Geplanter Neubau der Justizvollzugsanstallt Rottweil

Die Landesregierung plant, in Rottweil eine neue Justizvollzugsanstalt mit 500 Haftplätzen und Gesamtbaukosten von 182 Mio. Euro zu errichten. Nach Analyse der Kostenermittlung des Landesbetriebs Vermögen und Bau durch den Rechnungshof sind in diesen Gesamtbaukosten grundstücksbedingte Mehraufwendungen von 39 Mio. Euro enthalten. Ursächlich hierfür sind der Baugrund, die Topografie sowie lange Anbindungswege zur öffentlichen Erschließung. Da dieser Mehraufwand an einem geeigneteren Standort deutlich geringer ausfallen würde, empfahl der Rechnungshof, den Standort Rottweil-Esch kritisch zu prüfen.

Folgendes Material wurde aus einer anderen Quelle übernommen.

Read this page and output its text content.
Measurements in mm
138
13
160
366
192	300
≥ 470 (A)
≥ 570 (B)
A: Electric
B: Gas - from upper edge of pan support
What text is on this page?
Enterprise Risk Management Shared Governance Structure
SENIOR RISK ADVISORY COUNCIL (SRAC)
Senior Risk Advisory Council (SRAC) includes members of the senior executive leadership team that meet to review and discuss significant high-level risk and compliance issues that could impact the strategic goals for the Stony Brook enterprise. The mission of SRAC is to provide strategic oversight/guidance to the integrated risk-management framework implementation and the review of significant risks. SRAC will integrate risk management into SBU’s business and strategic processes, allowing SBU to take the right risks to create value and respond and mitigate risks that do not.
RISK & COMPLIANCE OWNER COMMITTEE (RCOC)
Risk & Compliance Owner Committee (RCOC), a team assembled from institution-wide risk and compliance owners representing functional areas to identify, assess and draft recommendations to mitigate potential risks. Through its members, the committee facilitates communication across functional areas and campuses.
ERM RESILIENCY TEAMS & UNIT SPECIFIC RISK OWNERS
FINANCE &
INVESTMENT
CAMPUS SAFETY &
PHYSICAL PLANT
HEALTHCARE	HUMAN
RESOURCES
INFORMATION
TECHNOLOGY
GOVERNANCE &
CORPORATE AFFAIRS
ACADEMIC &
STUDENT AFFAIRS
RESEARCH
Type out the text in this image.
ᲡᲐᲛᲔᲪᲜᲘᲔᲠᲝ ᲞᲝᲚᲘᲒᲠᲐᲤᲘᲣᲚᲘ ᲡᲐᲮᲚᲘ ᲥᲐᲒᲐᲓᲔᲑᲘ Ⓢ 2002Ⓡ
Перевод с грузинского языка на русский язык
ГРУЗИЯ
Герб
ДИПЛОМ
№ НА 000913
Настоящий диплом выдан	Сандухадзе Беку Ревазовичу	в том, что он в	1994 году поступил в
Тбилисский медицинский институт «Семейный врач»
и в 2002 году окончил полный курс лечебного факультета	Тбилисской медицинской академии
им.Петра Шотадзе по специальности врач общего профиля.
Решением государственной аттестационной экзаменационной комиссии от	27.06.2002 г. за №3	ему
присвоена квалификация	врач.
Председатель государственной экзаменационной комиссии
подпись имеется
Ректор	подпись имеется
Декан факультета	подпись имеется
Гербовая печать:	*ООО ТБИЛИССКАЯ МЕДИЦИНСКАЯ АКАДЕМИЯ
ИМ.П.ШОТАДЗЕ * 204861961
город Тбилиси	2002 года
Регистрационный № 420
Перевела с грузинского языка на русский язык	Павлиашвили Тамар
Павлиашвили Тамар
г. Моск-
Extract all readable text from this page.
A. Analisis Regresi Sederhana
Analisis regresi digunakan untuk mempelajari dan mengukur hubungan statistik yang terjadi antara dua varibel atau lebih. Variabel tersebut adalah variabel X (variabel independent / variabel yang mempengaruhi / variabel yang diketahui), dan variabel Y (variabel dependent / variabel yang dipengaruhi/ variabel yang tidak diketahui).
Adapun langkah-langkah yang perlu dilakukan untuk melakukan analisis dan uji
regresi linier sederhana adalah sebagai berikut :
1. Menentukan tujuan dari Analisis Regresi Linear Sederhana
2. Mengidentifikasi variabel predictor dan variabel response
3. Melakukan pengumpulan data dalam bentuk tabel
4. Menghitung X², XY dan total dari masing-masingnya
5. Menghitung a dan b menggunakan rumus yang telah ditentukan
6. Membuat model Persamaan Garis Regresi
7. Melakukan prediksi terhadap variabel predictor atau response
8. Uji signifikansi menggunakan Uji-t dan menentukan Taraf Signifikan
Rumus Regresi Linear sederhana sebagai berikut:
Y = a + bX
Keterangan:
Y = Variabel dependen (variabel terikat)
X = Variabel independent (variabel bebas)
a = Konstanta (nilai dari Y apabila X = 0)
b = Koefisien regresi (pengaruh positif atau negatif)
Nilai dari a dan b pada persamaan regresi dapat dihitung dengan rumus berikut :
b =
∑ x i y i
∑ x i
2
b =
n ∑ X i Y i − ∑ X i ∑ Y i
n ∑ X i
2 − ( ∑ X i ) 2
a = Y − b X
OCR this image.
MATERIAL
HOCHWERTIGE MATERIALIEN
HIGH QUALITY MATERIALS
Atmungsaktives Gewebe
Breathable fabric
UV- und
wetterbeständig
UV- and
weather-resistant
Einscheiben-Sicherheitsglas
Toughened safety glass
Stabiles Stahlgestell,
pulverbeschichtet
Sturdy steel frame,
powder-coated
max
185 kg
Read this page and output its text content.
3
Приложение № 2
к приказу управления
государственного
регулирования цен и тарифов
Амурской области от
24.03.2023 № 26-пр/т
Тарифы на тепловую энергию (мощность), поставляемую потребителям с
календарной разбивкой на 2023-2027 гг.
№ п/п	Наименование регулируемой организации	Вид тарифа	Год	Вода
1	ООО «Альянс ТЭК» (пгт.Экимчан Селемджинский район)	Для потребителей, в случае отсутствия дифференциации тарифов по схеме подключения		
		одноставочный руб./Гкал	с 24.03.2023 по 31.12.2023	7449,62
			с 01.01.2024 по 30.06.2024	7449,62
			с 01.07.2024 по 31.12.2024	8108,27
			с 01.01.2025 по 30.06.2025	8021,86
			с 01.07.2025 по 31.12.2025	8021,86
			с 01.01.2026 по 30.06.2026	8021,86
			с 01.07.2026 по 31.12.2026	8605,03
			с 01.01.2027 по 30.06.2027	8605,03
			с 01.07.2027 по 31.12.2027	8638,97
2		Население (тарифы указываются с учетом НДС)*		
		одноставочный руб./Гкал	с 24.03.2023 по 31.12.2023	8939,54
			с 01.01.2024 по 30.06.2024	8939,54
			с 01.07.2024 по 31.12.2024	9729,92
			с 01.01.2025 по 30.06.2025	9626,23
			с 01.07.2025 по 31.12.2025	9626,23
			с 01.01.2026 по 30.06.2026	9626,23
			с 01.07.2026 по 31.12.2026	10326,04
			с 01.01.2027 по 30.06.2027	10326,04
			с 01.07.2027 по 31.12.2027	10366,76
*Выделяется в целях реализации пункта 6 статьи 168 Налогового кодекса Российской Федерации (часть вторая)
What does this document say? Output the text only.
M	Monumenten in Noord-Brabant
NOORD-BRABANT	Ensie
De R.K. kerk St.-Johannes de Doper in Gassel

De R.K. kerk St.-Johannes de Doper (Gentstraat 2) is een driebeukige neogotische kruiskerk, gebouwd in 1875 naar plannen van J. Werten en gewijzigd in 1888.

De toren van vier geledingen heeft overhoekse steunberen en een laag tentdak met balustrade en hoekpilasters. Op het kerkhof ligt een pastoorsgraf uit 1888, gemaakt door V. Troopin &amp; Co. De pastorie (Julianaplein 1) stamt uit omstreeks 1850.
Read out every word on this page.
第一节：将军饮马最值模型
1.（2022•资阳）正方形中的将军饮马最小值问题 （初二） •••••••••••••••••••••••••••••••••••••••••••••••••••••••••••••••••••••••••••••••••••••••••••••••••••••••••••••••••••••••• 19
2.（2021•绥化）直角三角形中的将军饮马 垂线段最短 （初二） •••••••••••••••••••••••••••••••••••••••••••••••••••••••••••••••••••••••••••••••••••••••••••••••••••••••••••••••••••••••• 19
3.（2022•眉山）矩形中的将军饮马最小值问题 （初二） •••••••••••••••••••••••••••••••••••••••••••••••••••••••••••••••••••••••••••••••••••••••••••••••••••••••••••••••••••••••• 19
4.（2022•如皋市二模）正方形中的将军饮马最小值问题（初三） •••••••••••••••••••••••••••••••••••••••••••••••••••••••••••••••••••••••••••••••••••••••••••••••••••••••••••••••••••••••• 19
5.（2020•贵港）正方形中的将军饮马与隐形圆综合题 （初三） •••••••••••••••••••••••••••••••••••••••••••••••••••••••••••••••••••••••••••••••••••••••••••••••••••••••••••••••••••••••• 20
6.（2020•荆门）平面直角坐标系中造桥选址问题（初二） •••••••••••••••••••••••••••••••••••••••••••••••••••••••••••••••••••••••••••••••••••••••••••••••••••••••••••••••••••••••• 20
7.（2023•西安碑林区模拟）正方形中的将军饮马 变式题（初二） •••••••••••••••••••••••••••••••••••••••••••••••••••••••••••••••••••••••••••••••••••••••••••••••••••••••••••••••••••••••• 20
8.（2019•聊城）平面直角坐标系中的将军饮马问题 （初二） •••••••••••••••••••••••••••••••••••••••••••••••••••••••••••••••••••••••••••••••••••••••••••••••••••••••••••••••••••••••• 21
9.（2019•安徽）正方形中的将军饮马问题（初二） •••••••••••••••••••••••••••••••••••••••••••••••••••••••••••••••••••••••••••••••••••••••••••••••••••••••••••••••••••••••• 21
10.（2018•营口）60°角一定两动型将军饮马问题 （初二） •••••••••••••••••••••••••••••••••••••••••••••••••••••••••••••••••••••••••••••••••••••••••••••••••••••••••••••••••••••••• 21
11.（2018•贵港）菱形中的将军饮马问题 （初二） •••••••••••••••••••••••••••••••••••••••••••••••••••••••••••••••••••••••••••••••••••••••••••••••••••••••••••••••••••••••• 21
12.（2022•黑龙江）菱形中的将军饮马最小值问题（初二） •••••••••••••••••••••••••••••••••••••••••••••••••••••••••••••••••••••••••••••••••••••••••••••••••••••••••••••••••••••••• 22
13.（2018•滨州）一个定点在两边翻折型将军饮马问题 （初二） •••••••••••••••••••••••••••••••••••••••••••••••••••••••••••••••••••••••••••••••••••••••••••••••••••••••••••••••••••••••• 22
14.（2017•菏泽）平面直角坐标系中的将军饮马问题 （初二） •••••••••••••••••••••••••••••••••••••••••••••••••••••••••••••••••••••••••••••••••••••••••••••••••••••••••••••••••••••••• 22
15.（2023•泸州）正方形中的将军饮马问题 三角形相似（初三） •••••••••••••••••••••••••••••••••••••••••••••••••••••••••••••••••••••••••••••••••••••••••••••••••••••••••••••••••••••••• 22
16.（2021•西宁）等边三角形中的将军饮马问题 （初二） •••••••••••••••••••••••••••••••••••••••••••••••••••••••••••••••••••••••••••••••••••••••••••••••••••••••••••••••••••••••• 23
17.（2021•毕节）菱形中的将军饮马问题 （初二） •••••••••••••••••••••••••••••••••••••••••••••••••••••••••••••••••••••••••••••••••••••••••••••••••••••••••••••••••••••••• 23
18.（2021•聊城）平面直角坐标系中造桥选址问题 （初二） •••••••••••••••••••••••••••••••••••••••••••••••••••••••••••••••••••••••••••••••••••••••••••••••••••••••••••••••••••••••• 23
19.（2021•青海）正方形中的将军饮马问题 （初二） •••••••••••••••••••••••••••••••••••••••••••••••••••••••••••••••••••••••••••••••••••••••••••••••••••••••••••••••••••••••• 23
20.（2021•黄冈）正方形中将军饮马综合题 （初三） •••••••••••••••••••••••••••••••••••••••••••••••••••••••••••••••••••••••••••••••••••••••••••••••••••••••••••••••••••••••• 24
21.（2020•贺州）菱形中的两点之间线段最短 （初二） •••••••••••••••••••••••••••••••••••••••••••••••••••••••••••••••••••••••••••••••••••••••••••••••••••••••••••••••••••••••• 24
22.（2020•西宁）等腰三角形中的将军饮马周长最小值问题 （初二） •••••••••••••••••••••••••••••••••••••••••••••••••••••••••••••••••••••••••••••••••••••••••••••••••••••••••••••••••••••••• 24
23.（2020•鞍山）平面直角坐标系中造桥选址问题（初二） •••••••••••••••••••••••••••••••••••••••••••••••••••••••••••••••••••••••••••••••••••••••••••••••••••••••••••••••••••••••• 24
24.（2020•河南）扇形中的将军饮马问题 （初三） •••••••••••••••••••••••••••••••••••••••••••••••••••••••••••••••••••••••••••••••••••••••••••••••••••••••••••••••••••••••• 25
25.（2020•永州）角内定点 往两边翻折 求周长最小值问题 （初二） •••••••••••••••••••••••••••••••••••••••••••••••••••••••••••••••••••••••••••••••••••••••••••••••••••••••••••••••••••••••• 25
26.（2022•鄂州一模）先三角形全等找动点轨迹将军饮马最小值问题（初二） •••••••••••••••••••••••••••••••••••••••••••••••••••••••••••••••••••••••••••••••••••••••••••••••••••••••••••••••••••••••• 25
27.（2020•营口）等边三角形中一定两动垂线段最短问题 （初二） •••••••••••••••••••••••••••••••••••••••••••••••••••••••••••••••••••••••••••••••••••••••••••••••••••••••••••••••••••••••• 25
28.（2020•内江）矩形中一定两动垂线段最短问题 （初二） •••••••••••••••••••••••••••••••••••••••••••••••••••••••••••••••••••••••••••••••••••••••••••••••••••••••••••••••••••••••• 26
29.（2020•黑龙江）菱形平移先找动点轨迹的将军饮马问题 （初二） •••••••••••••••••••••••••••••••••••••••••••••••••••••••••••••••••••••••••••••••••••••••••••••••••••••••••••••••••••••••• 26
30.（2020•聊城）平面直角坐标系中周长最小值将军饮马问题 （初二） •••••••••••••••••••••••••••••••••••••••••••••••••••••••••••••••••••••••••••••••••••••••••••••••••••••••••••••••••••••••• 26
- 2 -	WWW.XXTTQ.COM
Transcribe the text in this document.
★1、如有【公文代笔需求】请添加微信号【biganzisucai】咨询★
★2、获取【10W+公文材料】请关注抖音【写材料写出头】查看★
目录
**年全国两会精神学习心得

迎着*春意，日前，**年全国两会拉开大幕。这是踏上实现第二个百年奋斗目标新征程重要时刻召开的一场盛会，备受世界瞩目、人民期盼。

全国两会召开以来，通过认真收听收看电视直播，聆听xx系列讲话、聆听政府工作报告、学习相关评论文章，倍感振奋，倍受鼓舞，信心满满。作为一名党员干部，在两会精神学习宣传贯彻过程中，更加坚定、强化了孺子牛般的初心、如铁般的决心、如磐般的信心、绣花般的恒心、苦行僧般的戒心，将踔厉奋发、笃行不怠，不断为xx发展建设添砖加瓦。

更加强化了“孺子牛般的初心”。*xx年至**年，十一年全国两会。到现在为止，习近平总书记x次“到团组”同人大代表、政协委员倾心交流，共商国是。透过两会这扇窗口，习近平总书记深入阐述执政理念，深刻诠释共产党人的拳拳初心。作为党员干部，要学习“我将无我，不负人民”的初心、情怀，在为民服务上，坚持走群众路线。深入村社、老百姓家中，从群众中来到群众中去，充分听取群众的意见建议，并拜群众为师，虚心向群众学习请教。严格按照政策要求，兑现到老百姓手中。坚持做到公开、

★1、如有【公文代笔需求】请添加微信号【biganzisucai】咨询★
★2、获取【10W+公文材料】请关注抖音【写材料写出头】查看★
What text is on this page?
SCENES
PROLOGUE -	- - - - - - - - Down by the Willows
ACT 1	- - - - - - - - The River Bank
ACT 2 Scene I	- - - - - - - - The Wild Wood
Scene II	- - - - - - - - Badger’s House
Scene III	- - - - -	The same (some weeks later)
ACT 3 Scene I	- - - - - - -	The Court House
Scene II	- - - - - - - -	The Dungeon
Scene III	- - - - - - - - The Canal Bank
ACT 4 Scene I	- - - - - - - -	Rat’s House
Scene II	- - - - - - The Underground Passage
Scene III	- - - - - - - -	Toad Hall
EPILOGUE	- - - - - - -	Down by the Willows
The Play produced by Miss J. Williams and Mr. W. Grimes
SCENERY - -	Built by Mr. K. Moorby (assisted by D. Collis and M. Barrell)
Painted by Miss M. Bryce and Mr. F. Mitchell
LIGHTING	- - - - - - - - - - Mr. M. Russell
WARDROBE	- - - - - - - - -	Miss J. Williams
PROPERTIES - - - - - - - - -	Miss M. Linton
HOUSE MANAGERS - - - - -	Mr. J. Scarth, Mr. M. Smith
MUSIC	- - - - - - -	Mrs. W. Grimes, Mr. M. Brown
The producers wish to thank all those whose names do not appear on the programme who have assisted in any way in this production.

Die zuletzt errichteten Haftgebäude der Justizvollzugsanstalten Offenburg und Stuttgart wurden viergeschossig ausgeführt. Die Haftgebäude in Rottweil sollen dagegen nur dreigeschossig gebaut werden. Dies führt zu einer deutlich ausgedehnteren Bebauung und damit erheblichem Mehraufwand. Weil Gefangenen das Lüften über Fenster nicht verwehrt werden kann, kritisierte der Rechnungshof ebenso die vorgesehene Passivhausbauweise.

Am Standort Rottweil-Esch werden die Gesamtbaukosten voraussichtlich mehr als 370.000 Euro je Haftplatz betragen. Bundesweit kosteten vergleichbare Einrichtungen lediglich 140.000 bis 240.000 Euro je Haftplatz.

Nach Einschätzung des Rechnungshofs wird die JVA Rottweil am Standort Esch mindestens 210 Mio. Euro kosten.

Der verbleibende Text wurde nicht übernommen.